ПЛОХО ПОЖИВАЕТ МОЙ СКОТ


   "Здравствуйте! Как Вы поживаете? И как поживает Ваш скот? Это папа мне процитировал из Вашего письма. Здравствуйте, дрянной, самовлюбленный и совершенно мне посторонний Владимир Афанасьевич Устименко! Знаете, почему я Вам пишу так свободно, будущая знаменитость? Потому что никогда не отправлю это письмо, так же как и все другие, написанные Вам, много-много всякого, что было у меня на душе. И не только тут лежат письма, адресованные Вам, и даже с марками, но и дома, на улице Красивой, я и оттуда Вам писала, мое солнышко, мой дурачок, обидчивое мое, трудное, несостоявшееся счастье. Или счастье не может быть обидчивым? Ах, да какое кому дело до того, что я кропаю на бумаге в квартире 90, дом 7, Москва, Сретенка, Просвирин переулок, Степановой Варваре Родионовне? Ну и заплакала я, и наплакала на письмо, до этого тоже никому нет никакого дела, ни тебе, ни моему коллективу, ни единой живой душе во всем этом огромном воюющем мире.
   Слушайте, Устименко В.А.!
   Наш первый настоящий спектакль мы показывали уже в дни войны. Были папы и мамы и еще неопределенные дядечки с хлопотливыми выражениями лиц. И был известный критик Л.Ф.Л. — сосредоточенный, суровый, в ремнях и со шпалой. Все другие чувствовали себя перед ним немножко виноватыми, это я не раз замечала — штатские перед военными как-то даже робеют в такие времена, и наш Виктор В. робел и, наклоняясь к критику, спрашивал — что он думает о спектакле, а тот качал ногой в новом красивом сапоге и, чувствуя, как мы все — и папы, и мамы, и артисты — прислушиваемся к его молчанию, все молчал и молчал, качал и качал ногой и ничего не говорил, пока не кончилась тревога и не сыграли отбой. Только тогда он потянулся с зевком и хрустом и произнес всем нам — медленно и, знаете, со значением:
   — Боюсь, дорогие друзья, не оказаться бы вам в смешном положении перед историей. Классика в такие дни!

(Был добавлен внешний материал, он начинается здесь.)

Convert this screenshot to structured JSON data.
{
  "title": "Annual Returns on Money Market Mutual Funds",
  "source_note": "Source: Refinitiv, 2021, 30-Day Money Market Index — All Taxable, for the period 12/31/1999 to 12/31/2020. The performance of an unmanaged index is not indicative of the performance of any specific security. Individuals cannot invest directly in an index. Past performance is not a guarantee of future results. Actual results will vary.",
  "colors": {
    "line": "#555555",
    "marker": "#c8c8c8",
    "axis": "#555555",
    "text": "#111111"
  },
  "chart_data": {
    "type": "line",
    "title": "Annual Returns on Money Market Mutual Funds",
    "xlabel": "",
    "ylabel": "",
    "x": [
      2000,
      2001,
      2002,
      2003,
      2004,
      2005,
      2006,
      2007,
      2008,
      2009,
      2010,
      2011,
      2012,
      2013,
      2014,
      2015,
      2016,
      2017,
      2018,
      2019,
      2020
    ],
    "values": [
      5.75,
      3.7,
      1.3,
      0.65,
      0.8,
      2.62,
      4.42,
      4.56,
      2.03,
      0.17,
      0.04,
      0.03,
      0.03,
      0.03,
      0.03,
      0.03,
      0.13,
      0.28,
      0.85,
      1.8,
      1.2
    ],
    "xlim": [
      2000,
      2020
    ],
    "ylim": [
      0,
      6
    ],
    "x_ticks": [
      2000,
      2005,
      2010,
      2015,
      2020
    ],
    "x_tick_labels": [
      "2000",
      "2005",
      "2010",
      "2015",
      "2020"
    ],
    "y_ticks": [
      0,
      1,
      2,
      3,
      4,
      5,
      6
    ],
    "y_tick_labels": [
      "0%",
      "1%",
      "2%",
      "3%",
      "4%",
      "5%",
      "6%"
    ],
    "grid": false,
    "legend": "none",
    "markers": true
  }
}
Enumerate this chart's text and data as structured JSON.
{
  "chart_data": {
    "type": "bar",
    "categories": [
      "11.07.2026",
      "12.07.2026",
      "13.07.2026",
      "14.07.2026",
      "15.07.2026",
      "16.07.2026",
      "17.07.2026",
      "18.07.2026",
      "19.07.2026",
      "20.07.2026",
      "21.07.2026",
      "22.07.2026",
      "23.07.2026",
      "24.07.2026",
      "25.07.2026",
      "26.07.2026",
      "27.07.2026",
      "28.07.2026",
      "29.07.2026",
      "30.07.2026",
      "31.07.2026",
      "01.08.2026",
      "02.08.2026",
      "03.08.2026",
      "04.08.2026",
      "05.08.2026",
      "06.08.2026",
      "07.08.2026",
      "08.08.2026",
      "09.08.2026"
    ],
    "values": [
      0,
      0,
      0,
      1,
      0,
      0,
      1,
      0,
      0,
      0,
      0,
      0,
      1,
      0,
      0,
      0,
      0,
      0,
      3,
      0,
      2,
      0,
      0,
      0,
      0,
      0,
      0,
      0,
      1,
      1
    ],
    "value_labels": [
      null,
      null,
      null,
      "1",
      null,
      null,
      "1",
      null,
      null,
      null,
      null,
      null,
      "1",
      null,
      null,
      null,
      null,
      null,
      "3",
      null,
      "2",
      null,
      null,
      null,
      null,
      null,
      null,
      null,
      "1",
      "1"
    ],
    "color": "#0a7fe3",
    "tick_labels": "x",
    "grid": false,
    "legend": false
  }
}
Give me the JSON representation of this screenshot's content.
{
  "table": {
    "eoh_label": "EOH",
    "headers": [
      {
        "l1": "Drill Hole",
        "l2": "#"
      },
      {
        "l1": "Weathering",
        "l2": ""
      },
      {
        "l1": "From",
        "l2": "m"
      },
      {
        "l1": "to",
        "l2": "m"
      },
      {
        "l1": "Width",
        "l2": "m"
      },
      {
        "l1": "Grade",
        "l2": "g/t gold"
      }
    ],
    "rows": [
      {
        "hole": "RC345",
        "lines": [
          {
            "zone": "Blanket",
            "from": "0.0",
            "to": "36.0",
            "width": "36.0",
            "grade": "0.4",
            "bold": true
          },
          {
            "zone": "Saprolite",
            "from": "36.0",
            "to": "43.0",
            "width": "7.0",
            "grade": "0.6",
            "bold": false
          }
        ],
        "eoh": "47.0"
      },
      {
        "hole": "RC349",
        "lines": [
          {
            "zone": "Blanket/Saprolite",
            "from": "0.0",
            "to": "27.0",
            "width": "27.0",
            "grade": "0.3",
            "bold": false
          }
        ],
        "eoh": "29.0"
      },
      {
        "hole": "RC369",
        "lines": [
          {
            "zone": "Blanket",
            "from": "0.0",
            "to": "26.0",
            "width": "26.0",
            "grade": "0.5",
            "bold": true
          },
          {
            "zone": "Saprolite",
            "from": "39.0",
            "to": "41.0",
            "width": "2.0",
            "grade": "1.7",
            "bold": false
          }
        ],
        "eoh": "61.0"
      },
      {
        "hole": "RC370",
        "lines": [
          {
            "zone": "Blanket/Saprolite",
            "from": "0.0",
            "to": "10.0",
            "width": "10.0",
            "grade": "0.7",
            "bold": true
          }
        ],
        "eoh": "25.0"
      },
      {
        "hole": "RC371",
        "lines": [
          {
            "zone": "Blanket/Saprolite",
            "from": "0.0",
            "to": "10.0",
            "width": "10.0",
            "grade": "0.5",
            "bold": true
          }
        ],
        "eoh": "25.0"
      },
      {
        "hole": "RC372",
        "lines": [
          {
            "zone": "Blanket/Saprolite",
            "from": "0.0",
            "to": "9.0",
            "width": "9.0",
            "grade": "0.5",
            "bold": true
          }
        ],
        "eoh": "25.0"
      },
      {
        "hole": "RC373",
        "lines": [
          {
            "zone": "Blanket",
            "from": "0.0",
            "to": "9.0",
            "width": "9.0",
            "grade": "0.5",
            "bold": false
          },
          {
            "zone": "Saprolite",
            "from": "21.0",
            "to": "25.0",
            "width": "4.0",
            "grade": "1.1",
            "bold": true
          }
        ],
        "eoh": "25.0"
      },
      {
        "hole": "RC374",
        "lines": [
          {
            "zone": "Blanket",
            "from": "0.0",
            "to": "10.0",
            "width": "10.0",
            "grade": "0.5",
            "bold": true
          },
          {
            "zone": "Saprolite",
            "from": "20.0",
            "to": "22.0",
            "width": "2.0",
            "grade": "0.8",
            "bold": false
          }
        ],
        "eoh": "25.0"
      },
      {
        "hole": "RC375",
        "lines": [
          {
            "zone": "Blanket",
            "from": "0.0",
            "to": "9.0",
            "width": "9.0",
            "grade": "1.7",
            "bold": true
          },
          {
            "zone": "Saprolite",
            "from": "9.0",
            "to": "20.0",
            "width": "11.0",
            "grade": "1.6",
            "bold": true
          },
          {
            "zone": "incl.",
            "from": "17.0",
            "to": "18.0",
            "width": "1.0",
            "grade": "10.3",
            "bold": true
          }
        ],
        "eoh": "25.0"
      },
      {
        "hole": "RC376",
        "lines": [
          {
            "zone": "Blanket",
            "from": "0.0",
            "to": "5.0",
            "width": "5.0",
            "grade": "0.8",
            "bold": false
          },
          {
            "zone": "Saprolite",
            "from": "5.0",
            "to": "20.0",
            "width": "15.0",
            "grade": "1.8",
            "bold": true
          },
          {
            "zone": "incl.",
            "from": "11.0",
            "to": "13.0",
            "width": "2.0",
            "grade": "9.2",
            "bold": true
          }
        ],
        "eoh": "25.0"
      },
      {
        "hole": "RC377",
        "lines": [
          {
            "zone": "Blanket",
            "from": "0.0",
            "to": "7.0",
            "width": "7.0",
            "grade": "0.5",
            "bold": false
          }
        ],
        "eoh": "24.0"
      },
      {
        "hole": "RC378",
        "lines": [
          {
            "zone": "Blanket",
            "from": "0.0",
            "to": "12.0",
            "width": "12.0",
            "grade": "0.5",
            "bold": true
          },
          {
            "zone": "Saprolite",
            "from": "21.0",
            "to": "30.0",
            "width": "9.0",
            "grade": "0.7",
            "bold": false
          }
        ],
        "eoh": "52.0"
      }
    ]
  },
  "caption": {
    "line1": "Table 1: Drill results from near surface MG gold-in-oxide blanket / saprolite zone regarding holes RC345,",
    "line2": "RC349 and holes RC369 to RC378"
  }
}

   Наша толстая Настя — она ужасно толстая, Вовка, ходит вперевалочку, туфли номер сорок, и то «с трудом», добрая-предобрая и плаксивая разгримировывалась и плакала от обиды, Виктор Викторович ходил за нашими спинами и, стискивая кулаки, словно в мелодраме, декламировал:
   — Так не понять душу наших исканий! И разве наши мальчики не копали окопы? Разве четверо наших ребят не в ополчении? Разве мы не гасим зажигалки? Увиливаем?
   — Не увиливаем! — плача, сказала Настя.
   (Плачет она, между прочим, басом.) И я тоже подтвердила, что мы не увиливаем. И что бы ты там ни воображал, Устименко, в твоей Кхаре, как бы ты ни презирал всех, кроме себя, мы тут тоже люди — в чем ты сейчас и убедишься, самодовольный и ограниченный доктор.
   Теперь я буду писать в третьем лице, иначе получится хвастовство.
   Вскоре ее (то есть меня. — В.С.) пригласили в небольшой желтого цвета двухэтажный дом на Гоголевском бульваре. Там было очень чинно, вежливые моряки с золотыми нашивками разговаривали в коридоре, внизу у парадной стоял матрос, тоже очень вежливый, со странной дудочкой на груди и с ружьем в руке. В кабинете ее пригласили присесть. Военный моряк того склада, какими бывают командиры кораблей, с обветренным лицом и острым, как ей показалось, взглядом сидел за большим письменным столом и, перелистывая пальцем журнал, говорил по телефону про софиты, про клеевые краски, про искусственный шелк и про вазелин с полным знанием театральных дел. Это было немного странным, что вместо пушек, или пароходов, или выстрелов он говорил про искусственный шелк перванш и электрик, но это было именно так, и она скоро поняла, что он просто начальник всех морских и океанских театров, что у него такая работа и что ему даже не полагается говорить: «Залп! Огонь! Полный поворот!» Этим, видимо, занимались другие военные моряки, а он этим, быть может, занимался, когда был совсем молодым.
   — Разрешаю подать на меня рапорт, — наконец произнес начальник всех театров и, повесив трубку, еще секунду сердился на своего собеседника, двигал бровями и стучал папиросой по крышке портсигара. Потом круто повернулся к Варе и рассказал ей, что видел ее в спектакле и что предлагает ей работать в театре одного из флотов. Говоря все это, он еще немного сердился и поглядывал враждебно на телефон, но скоро забыл о своем неприятном собеседнике. Они говорили не очень долго. И начальник всех морских и океанских военных театров ничем особенным не соблазнял Варю. Он сказал так:
   — Ничего выдающегося, товарищ Степанова, мы вам предложить не можем. Ни оклад содержания, ни условия жизни нашей прельстить вас не смогут. Но нынче война, на флоте вы нужны. Работать вам придется много. Театр там у нас неплохой. Решайте сами.
   Варя молчала. Ей никто никогда не говорил таких слов. Ей сказали: на флоте вы нужны. Она нужна на флоте. Она, Варя Степанова, нужна на военном флоте. Она, актриса. Ее дарование нужно на флоте во время войны.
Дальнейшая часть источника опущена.